Yes, a small polynomial (degree 2) improves test performance slightly over linear regression. Nonlinear effects are plausible because heating/cooling demand often changes more rapidly after crossing comfort thresholds.

3. If higher-degree models perform worse on the test set, explain this behavior using evidence from
metrics (e.g., train error decreases but test error increases).

This is classic overfitting: the degree-4 model learns noise/complex patterns in the training set that do not transfer to new data, so test performance collapses even though training performance improves.
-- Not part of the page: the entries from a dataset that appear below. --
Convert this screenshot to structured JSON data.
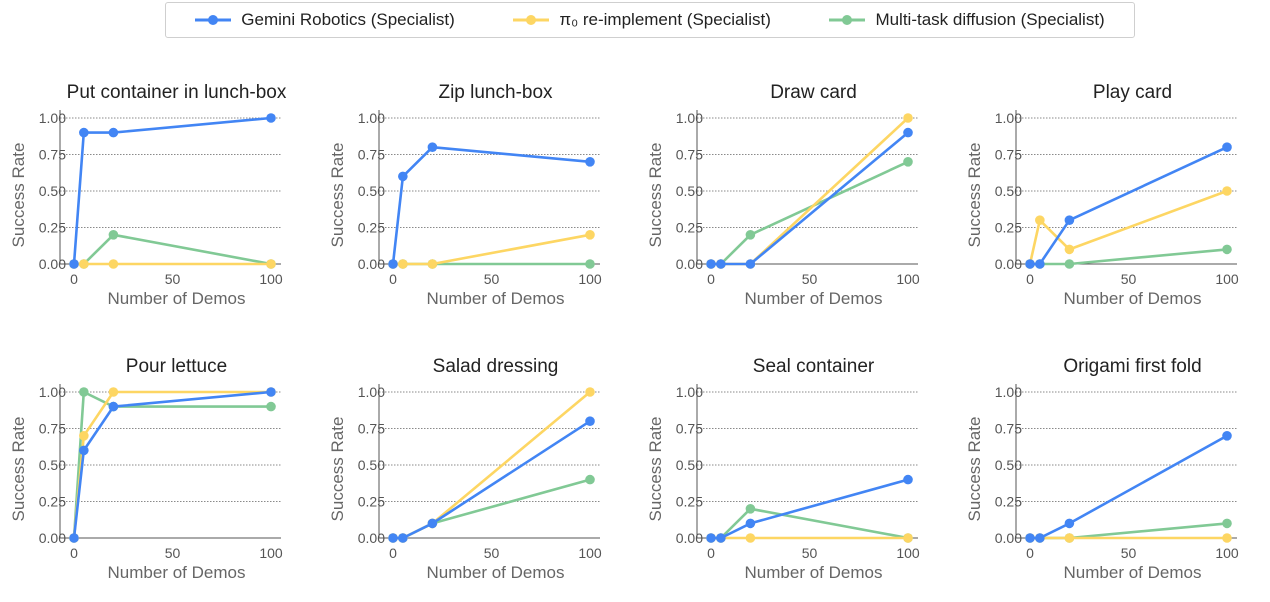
{
  "legend": {
    "items": [
      {
        "name": "Gemini Robotics (Specialist)",
        "color": "#4285F4"
      },
      {
        "name": "π₀ re-implement (Specialist)",
        "color": "#FDD663"
      },
      {
        "name": "Multi-task diffusion (Specialist)",
        "color": "#81C995"
      }
    ]
  },
  "chart_data": [
    {
      "type": "line",
      "title": "Put container in lunch-box",
      "xlabel": "Number of Demos",
      "ylabel": "Success Rate",
      "xlim": [
        0,
        100
      ],
      "ylim": [
        0,
        1
      ],
      "xticks": [
        "0",
        "50",
        "100"
      ],
      "yticks": [
        "0.00",
        "0.25",
        "0.50",
        "0.75",
        "1.00"
      ],
      "grid": "horizontal",
      "series": [
        {
          "name": "Gemini Robotics (Specialist)",
          "x": [
            0,
            5,
            20,
            100
          ],
          "y": [
            0.0,
            0.9,
            0.9,
            1.0
          ]
        },
        {
          "name": "π₀ re-implement (Specialist)",
          "x": [
            0,
            5,
            20,
            100
          ],
          "y": [
            0.0,
            0.0,
            0.0,
            0.0
          ]
        },
        {
          "name": "Multi-task diffusion (Specialist)",
          "x": [
            0,
            5,
            20,
            100
          ],
          "y": [
            0.0,
            0.0,
            0.2,
            0.0
          ]
        }
      ]
    },
    {
      "type": "line",
      "title": "Zip lunch-box",
      "xlabel": "Number of Demos",
      "ylabel": "Success Rate",
      "xlim": [
        0,
        100
      ],
      "ylim": [
        0,
        1
      ],
      "xticks": [
        "0",
        "50",
        "100"
      ],
      "yticks": [
        "0.00",
        "0.25",
        "0.50",
        "0.75",
        "1.00"
      ],
      "grid": "horizontal",
      "series": [
        {
          "name": "Gemini Robotics (Specialist)",
          "x": [
            0,
            5,
            20,
            100
          ],
          "y": [
            0.0,
            0.6,
            0.8,
            0.7
          ]
        },
        {
          "name": "π₀ re-implement (Specialist)",
          "x": [
            0,
            5,
            20,
            100
          ],
          "y": [
            0.0,
            0.0,
            0.0,
            0.2
          ]
        },
        {
          "name": "Multi-task diffusion (Specialist)",
          "x": [
            0,
            5,
            20,
            100
          ],
          "y": [
            0.0,
            0.0,
            0.0,
            0.0
          ]
        }
      ]
    },
    {
      "type": "line",
      "title": "Draw card",
      "xlabel": "Number of Demos",
      "ylabel": "Success Rate",
      "xlim": [
        0,
        100
      ],
      "ylim": [
        0,
        1
      ],
      "xticks": [
        "0",
        "50",
        "100"
      ],
      "yticks": [
        "0.00",
        "0.25",
        "0.50",
        "0.75",
        "1.00"
      ],
      "grid": "horizontal",
      "series": [
        {
          "name": "Gemini Robotics (Specialist)",
          "x": [
            0,
            5,
            20,
            100
          ],
          "y": [
            0.0,
            0.0,
            0.0,
            0.9
          ]
        },
        {
          "name": "π₀ re-implement (Specialist)",
          "x": [
            0,
            5,
            20,
            100
          ],
          "y": [
            0.0,
            0.0,
            0.0,
            1.0
          ]
        },
        {
          "name": "Multi-task diffusion (Specialist)",
          "x": [
            0,
            5,
            20,
            100
          ],
          "y": [
            0.0,
            0.0,
            0.2,
            0.7
          ]
        }
      ]
    },
    {
      "type": "line",
      "title": "Play card",
      "xlabel": "Number of Demos",
      "ylabel": "Success Rate",
      "xlim": [
        0,
        100
      ],
      "ylim": [
        0,
        1
      ],
      "xticks": [
        "0",
        "50",
        "100"
      ],
      "yticks": [
        "0.00",
        "0.25",
        "0.50",
        "0.75",
        "1.00"
      ],
      "grid": "horizontal",
      "series": [
        {
          "name": "Gemini Robotics (Specialist)",
          "x": [
            0,
            5,
            20,
            100
          ],
          "y": [
            0.0,
            0.0,
            0.3,
            0.8
          ]
        },
        {
          "name": "π₀ re-implement (Specialist)",
          "x": [
            0,
            5,
            20,
            100
          ],
          "y": [
            0.0,
            0.3,
            0.1,
            0.5
          ]
        },
        {
          "name": "Multi-task diffusion (Specialist)",
          "x": [
            0,
            5,
            20,
            100
          ],
          "y": [
            0.0,
            0.0,
            0.0,
            0.1
          ]
        }
      ]
    },
    {
      "type": "line",
      "title": "Pour lettuce",
      "xlabel": "Number of Demos",
      "ylabel": "Success Rate",
      "xlim": [
        0,
        100
      ],
      "ylim": [
        0,
        1
      ],
      "xticks": [
        "0",
        "50",
        "100"
      ],
      "yticks": [
        "0.00",
        "0.25",
        "0.50",
        "0.75",
        "1.00"
      ],
      "grid": "horizontal",
      "series": [
        {
          "name": "Gemini Robotics (Specialist)",
          "x": [
            0,
            5,
            20,
            100
          ],
          "y": [
            0.0,
            0.6,
            0.9,
            1.0
          ]
        },
        {
          "name": "π₀ re-implement (Specialist)",
          "x": [
            0,
            5,
            20,
            100
          ],
          "y": [
            0.0,
            0.7,
            1.0,
            1.0
          ]
        },
        {
          "name": "Multi-task diffusion (Specialist)",
          "x": [
            0,
            5,
            20,
            100
          ],
          "y": [
            0.0,
            1.0,
            0.9,
            0.9
          ]
        }
      ]
    },
    {
      "type": "line",
      "title": "Salad dressing",
      "xlabel": "Number of Demos",
      "ylabel": "Success Rate",
      "xlim": [
        0,
        100
      ],
      "ylim": [
        0,
        1
      ],
      "xticks": [
        "0",
        "50",
        "100"
      ],
      "yticks": [
        "0.00",
        "0.25",
        "0.50",
        "0.75",
        "1.00"
      ],
      "grid": "horizontal",
      "series": [
        {
          "name": "Gemini Robotics (Specialist)",
          "x": [
            0,
            5,
            20,
            100
          ],
          "y": [
            0.0,
            0.0,
            0.1,
            0.8
          ]
        },
        {
          "name": "π₀ re-implement (Specialist)",
          "x": [
            0,
            5,
            20,
            100
          ],
          "y": [
            0.0,
            0.0,
            0.1,
            1.0
          ]
        },
        {
          "name": "Multi-task diffusion (Specialist)",
          "x": [
            0,
            5,
            20,
            100
          ],
          "y": [
            0.0,
            0.0,
            0.1,
            0.4
          ]
        }
      ]
    },
    {
      "type": "line",
      "title": "Seal container",
      "xlabel": "Number of Demos",
      "ylabel": "Success Rate",
      "xlim": [
        0,
        100
      ],
      "ylim": [
        0,
        1
      ],
      "xticks": [
        "0",
        "50",
        "100"
      ],
      "yticks": [
        "0.00",
        "0.25",
        "0.50",
        "0.75",
        "1.00"
      ],
      "grid": "horizontal",
      "series": [
        {
          "name": "Gemini Robotics (Specialist)",
          "x": [
            0,
            5,
            20,
            100
          ],
          "y": [
            0.0,
            0.0,
            0.1,
            0.4
          ]
        },
        {
          "name": "π₀ re-implement (Specialist)",
          "x": [
            0,
            5,
            20,
            100
          ],
          "y": [
            0.0,
            0.0,
            0.0,
            0.0
          ]
        },
        {
          "name": "Multi-task diffusion (Specialist)",
          "x": [
            0,
            5,
            20,
            100
          ],
          "y": [
            0.0,
            0.0,
            0.2,
            0.0
          ]
        }
      ]
    },
    {
      "type": "line",
      "title": "Origami first fold",
      "xlabel": "Number of Demos",
      "ylabel": "Success Rate",
      "xlim": [
        0,
        100
      ],
      "ylim": [
        0,
        1
      ],
      "xticks": [
        "0",
        "50",
        "100"
      ],
      "yticks": [
        "0.00",
        "0.25",
        "0.50",
        "0.75",
        "1.00"
      ],
      "grid": "horizontal",
      "series": [
        {
          "name": "Gemini Robotics (Specialist)",
          "x": [
            0,
            5,
            20,
            100
          ],
          "y": [
            0.0,
            0.0,
            0.1,
            0.7
          ]
        },
        {
          "name": "π₀ re-implement (Specialist)",
          "x": [
            0,
            5,
            20,
            100
          ],
          "y": [
            0.0,
            0.0,
            0.0,
            0.0
          ]
        },
        {
          "name": "Multi-task diffusion (Specialist)",
          "x": [
            0,
            5,
            20,
            100
          ],
          "y": [
            0.0,
            0.0,
            0.0,
            0.1
          ]
        }
      ]
    }
  ]
}
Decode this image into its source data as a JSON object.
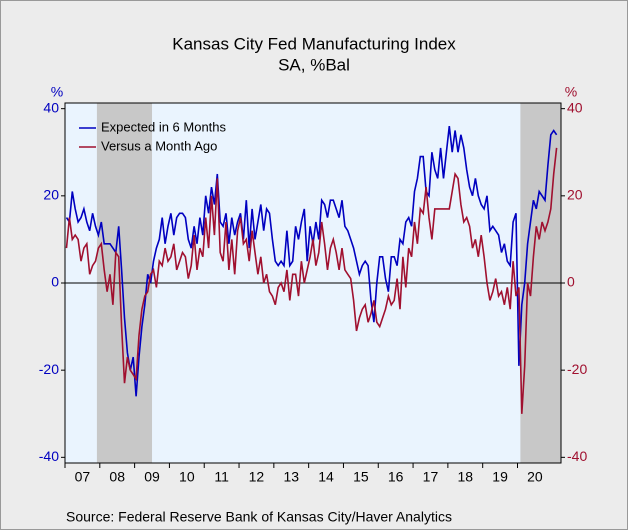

4. If none of the models achieve good test performance, provide at least two reasons supported by
your outputs (e.g., limited feature set, high noise, unmodeled drivers such as occupancy/behavior,
seasonal effects).

One reason is the model only uses AWND, PRCP, TMAX, TMIN. Many major drivers of electricity usage are not included, which limits achievable Test R². The model cannot capture systematic consumption shifts that are not explained by daily weather alone, keeping test R² relatively low.